Binary Extensions

One of the features of the CPython interpreter is that in addition to executing Python code, it also has a rich C API available for use by other software. One of the most common uses of this C API is to create importable C extensions that allow things that are difficult to achieve in pure Python code.

Use Cases

The typical use cases for binary extensions can be divided into three categories:

Accelerator modules

These modules are stand-alone and are only created to run faster than the corresponding pure Python code. Ideally, the accelerator modules always have a Python equivalent that can be used as a fallback if the accelerated version is not available on a particular system.

The CPython standard library uses many accelerator modules.

Wrapper modules

These modules are created to make existing C interfaces available in Python. You can either make the underlying C interfaces directly available or provide a Pythonic API that uses features of Python to make the API easier to use.

The CPython standard library uses extensive wrapper modules.

Low-level system access

These modules are created to access functions of the CPython runtime environment, the operating system or the underlying hardware. With platform-specific code, things can be achieved that would not be possible with pure Python code.

A number of CPython standard library modules are written in C to access interpreter internals that are not available at the language level.

A particularly noteworthy property of C extensions is that they can release the Global Interpreter Lock (GIL) of CPython for long-running operations, regardless of whether these operations are CPU or IO-bound.

Not all expansion modules fit exactly into the above categories. For example, the extension modules contained in NumPy cover all three use cases:

  • They move inner loops to C for speed reasons,

  • wrap external libraries in C, FORTRAN and other languages and

  • use low-level system interfaces of CPython and the underlying operating system to support the concurrent execution of vectorised operations and to precisely control the memory layout of objects created.

Disadvantages

In the past, the main disadvantage of using binary extensions was that they made it difficult to distribute the software. Today this disadvantage due to wheel is hardly present. However, some disadvantages remain:

  • The installation from the sources remains complicated.

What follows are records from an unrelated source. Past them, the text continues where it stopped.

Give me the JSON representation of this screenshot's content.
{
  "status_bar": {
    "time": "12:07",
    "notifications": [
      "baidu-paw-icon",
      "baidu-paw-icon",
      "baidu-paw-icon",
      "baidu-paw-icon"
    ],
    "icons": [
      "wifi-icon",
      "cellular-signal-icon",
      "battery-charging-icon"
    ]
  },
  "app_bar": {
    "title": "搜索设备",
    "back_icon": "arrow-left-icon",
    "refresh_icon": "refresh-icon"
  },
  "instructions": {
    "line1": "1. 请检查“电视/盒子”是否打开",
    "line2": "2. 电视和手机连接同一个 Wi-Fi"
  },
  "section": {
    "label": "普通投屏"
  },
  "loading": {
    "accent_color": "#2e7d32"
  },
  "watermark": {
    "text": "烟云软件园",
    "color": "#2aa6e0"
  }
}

  • Possibly there is no suitable wheel for the build of the CPython interpreter or alternative interpreters such as PyPy, IronPython or Jython.

  • The maintenance of the packages is more time-consuming because the maintainers not only have to be familiar with Python but also with another language and the CPython C API. In addition, the complexity increases if a Python fallback implementation is provided in addition to the binary extension.

  • Finally, import mechanisms, such as direct import from ZIP files, often do not work for extension modules.

Alternatives

… to accelerator modules

If extensions modules are only used to make code run faster, a number of other alternatives should also be considered:

  • Looks for existing optimised alternatives. The CPython standard library contains a number of optimised data structures and algorithms, especially in the builtins and the modules collections and itertools.

    Occasionally the Python Package Index (PyPI) also offers additional alternatives. Sometimes a third-party module can avoid the need to create your own accelerator module.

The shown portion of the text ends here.